El panorama
| Familia | Naturaleza | Uso típico |
|---|---|---|
| Bases autonómicas | Publicadas o promovidas por administraciones autonómicas, referencia en su territorio y frecuentes en obra pública local | Proyectos en la comunidad correspondiente; obra pública |
| Bases profesionales de referencia | Elaboradas por entidades técnicas del sector, de difusión nacional, con paramétricos y actualización regular | Edificación en general, presupuestación paramétrica en fases tempranas |
| Bases propias | El histórico de precios contratados del propio despacho o promotor | Calibración final y contraste de todas las demás |
La elección primaria es geográfica y de tipo de obra: la base habitual del territorio del proyecto es la que las constructoras locales conocen, lo que reduce fricción en ofertas y certificaciones. En obra pública, el pliego suele designar la base aplicable y cierra la cuestión.
Las tres reglas de uso
Declarar. La base de referencia del proyecto se declara (nombre y versión), porque arrastra códigos, descripciones y criterios de medición que se vuelven contractuales por referencia.
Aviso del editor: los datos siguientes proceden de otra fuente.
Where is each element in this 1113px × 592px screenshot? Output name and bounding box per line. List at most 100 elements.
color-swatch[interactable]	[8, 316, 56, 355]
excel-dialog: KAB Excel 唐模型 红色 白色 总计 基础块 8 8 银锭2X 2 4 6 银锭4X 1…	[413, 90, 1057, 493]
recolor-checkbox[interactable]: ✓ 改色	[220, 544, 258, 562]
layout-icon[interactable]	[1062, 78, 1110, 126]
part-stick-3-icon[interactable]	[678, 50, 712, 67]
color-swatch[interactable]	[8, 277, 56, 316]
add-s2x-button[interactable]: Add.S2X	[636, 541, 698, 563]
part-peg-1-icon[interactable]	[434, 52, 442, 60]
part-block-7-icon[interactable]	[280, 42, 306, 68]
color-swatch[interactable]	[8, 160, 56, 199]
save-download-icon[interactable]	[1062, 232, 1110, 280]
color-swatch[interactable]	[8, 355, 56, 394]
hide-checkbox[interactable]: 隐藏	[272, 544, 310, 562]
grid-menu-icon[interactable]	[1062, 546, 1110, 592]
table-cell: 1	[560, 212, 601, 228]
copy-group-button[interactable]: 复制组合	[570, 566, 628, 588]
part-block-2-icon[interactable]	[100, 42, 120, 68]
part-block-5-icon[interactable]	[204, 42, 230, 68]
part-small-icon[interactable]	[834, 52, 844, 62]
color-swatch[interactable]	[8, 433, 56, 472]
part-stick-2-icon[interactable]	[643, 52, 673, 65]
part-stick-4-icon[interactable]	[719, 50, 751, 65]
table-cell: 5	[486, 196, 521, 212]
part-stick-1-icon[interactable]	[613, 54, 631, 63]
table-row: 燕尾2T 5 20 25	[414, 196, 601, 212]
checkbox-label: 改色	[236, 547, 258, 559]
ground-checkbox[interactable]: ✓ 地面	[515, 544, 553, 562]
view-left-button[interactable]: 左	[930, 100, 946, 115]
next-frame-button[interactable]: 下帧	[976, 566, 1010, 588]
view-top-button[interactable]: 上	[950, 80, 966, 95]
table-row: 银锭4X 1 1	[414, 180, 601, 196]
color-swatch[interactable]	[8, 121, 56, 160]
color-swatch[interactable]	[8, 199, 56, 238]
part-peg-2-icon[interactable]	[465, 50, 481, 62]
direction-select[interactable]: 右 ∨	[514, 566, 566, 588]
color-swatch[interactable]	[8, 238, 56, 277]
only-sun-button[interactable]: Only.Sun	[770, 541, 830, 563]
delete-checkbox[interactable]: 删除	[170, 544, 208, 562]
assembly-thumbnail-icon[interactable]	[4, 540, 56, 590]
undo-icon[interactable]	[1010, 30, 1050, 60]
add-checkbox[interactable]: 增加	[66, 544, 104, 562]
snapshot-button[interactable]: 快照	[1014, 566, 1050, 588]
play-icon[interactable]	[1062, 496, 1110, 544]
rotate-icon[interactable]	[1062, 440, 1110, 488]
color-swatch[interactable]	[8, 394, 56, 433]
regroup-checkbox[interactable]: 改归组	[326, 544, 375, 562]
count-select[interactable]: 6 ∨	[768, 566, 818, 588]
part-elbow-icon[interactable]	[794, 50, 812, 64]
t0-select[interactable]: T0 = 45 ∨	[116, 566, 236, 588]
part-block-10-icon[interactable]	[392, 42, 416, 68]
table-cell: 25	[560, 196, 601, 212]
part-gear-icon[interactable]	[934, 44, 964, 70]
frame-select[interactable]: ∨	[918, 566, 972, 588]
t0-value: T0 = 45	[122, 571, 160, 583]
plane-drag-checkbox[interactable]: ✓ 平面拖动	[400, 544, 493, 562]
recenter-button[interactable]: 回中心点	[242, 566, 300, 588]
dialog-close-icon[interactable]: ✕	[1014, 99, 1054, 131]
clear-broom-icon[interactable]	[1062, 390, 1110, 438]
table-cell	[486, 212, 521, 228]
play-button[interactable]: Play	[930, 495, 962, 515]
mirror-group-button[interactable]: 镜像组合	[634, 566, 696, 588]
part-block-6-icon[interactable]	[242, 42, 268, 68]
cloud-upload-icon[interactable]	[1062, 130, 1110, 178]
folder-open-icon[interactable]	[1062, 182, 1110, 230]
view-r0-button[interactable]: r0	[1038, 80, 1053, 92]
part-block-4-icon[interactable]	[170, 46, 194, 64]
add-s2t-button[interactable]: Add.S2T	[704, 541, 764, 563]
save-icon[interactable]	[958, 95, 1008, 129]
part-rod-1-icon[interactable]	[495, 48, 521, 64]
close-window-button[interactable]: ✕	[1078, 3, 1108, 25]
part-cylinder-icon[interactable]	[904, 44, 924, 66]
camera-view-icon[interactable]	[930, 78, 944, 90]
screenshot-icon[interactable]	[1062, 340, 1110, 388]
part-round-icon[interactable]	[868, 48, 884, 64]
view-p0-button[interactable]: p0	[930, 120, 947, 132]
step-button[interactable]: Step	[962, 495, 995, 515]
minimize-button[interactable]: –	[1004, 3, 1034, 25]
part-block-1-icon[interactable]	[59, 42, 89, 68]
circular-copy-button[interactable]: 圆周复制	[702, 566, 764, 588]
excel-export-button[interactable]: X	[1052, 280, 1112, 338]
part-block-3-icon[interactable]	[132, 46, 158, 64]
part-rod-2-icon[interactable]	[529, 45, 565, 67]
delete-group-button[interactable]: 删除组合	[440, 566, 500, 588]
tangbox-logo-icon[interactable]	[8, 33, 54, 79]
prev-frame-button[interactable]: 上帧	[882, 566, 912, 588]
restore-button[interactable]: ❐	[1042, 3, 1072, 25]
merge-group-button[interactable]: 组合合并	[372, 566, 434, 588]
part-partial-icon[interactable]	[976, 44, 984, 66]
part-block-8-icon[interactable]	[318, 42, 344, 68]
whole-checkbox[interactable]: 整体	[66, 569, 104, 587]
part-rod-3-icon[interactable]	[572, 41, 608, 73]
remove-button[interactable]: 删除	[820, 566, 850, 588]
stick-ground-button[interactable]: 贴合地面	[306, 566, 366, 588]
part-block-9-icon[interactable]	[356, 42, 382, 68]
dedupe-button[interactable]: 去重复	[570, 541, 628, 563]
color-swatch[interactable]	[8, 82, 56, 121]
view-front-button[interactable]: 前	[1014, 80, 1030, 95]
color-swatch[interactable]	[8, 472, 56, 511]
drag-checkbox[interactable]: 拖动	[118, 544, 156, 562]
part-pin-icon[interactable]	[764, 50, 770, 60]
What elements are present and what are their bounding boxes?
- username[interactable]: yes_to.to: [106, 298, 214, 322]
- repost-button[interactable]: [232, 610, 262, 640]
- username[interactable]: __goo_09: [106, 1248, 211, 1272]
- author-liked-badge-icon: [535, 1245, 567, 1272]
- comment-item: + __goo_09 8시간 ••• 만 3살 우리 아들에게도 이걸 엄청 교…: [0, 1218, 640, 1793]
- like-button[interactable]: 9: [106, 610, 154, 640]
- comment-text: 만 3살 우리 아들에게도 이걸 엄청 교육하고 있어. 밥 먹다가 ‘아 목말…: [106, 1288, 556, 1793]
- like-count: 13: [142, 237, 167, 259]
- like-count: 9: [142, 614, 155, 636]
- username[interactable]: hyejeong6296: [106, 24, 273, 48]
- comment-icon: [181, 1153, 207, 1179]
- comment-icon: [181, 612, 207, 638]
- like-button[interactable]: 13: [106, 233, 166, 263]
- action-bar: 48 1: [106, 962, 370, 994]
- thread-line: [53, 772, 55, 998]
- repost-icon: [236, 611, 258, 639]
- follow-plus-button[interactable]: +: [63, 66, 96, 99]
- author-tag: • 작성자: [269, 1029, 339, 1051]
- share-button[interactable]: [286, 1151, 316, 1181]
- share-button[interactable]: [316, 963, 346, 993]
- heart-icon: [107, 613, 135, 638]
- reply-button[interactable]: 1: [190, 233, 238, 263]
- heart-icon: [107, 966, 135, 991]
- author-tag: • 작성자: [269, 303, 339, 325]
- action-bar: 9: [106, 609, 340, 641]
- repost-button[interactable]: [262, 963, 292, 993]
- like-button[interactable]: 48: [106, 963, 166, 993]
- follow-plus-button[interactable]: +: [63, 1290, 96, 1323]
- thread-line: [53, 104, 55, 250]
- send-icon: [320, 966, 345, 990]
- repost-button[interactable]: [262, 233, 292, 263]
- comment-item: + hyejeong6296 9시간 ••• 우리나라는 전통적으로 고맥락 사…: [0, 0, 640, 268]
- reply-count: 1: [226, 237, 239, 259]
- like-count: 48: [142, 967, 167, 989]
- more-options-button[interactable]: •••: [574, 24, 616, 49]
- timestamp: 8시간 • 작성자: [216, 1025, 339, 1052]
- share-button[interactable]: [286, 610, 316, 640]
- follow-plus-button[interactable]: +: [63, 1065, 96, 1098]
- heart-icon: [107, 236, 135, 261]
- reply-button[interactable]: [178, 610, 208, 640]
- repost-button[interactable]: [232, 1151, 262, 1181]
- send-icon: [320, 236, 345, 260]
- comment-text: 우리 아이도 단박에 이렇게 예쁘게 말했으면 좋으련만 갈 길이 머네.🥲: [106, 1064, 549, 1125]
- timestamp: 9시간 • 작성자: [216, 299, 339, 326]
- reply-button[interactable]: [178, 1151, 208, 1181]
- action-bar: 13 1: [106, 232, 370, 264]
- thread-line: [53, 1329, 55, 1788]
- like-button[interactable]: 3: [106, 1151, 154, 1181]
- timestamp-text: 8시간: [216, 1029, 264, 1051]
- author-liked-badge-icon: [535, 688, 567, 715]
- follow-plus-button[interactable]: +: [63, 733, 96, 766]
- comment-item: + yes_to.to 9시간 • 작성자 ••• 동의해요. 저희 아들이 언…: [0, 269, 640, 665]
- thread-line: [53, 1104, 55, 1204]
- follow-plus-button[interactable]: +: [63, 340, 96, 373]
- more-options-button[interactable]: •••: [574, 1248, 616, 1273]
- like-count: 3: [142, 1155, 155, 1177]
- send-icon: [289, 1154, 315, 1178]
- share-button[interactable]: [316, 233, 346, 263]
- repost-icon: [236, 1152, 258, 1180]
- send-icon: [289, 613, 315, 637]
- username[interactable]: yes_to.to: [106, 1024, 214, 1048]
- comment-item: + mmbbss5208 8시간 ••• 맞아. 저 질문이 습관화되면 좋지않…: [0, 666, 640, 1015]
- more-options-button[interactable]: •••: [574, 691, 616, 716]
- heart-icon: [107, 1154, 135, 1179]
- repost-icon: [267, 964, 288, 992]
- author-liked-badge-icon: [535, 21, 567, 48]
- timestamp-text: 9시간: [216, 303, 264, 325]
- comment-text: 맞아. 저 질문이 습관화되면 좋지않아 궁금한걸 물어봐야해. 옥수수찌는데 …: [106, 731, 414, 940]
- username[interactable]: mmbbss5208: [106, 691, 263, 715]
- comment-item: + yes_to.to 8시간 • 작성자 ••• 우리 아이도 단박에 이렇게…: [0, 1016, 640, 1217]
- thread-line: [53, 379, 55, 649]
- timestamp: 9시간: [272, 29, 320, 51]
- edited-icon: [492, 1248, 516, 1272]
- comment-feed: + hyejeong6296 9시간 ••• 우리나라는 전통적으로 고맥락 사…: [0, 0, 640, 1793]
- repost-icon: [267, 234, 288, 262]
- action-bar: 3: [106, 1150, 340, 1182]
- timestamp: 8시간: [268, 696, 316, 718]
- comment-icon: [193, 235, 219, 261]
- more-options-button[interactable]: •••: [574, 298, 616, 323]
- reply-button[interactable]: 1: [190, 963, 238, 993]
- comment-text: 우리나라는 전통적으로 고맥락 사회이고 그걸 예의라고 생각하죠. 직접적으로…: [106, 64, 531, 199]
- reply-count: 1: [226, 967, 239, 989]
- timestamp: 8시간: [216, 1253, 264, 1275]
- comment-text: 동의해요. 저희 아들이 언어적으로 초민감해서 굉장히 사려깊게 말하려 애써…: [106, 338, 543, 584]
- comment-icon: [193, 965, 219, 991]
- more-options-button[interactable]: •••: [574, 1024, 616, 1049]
Cambiar de base a mitad de proyecto es cambiar de diccionario.
Adaptar. La base publica condiciones medias; el proyecto tiene las suyas. La adaptación mínima toca tres puntos: precios de materiales contrastados con el mercado local del momento, rendimientos ajustados a las condiciones de ejecución (los de la base suponen obra despejada y series normales), y costes horarios coherentes con el convenio provincial aplicable.
Contrastar. El precio final se valida contra la mejor referencia disponible: el histórico propio de precios realmente contratados en obras comparables. La base construye; el histórico calibra.
El error de uso dominante
Copiar la base sin adaptarla produce el presupuesto genérico: correcto en estructura, descalibrado en nivel. El síntoma aparece en la licitación, cuando todas las ofertas llegan sistemáticamente por encima (base optimista para la zona o el momento) o por debajo (base conservadora) del presupuesto: la divergencia uniforme no señala ofertas anómalas sino referencia sin adaptar. La lectura de ofertas se desarrolla en comparar ofertas de constructoras.
El intercambio: el estándar del sector
Las bases y las herramientas de presupuestación españolas comparten un estándar de intercambio, el formato BC3 del estándar FIEBDC, que permite mover presupuestos completos (estructura, mediciones, descompuestos, textos) entre programas sin recaptura. Es la infraestructura silenciosa que hace circular el sistema: se desarrolla en el formato BC3 (FIEBDC).
Lo esencial
La base de precios es un punto de partida calibrado, no un presupuesto automático: se elige por territorio y tipo de obra, se declara con su versión, se adapta en materiales, rendimientos y costes horarios, y se contrasta con el histórico propio. Con esas cuatro disciplinas, el ecosistema español de bases es una ventaja competitiva real del oficio.
Nota: panorama y prácticas habituales en España en 2026; en obra pública, la base aplicable es la que designa el pliego.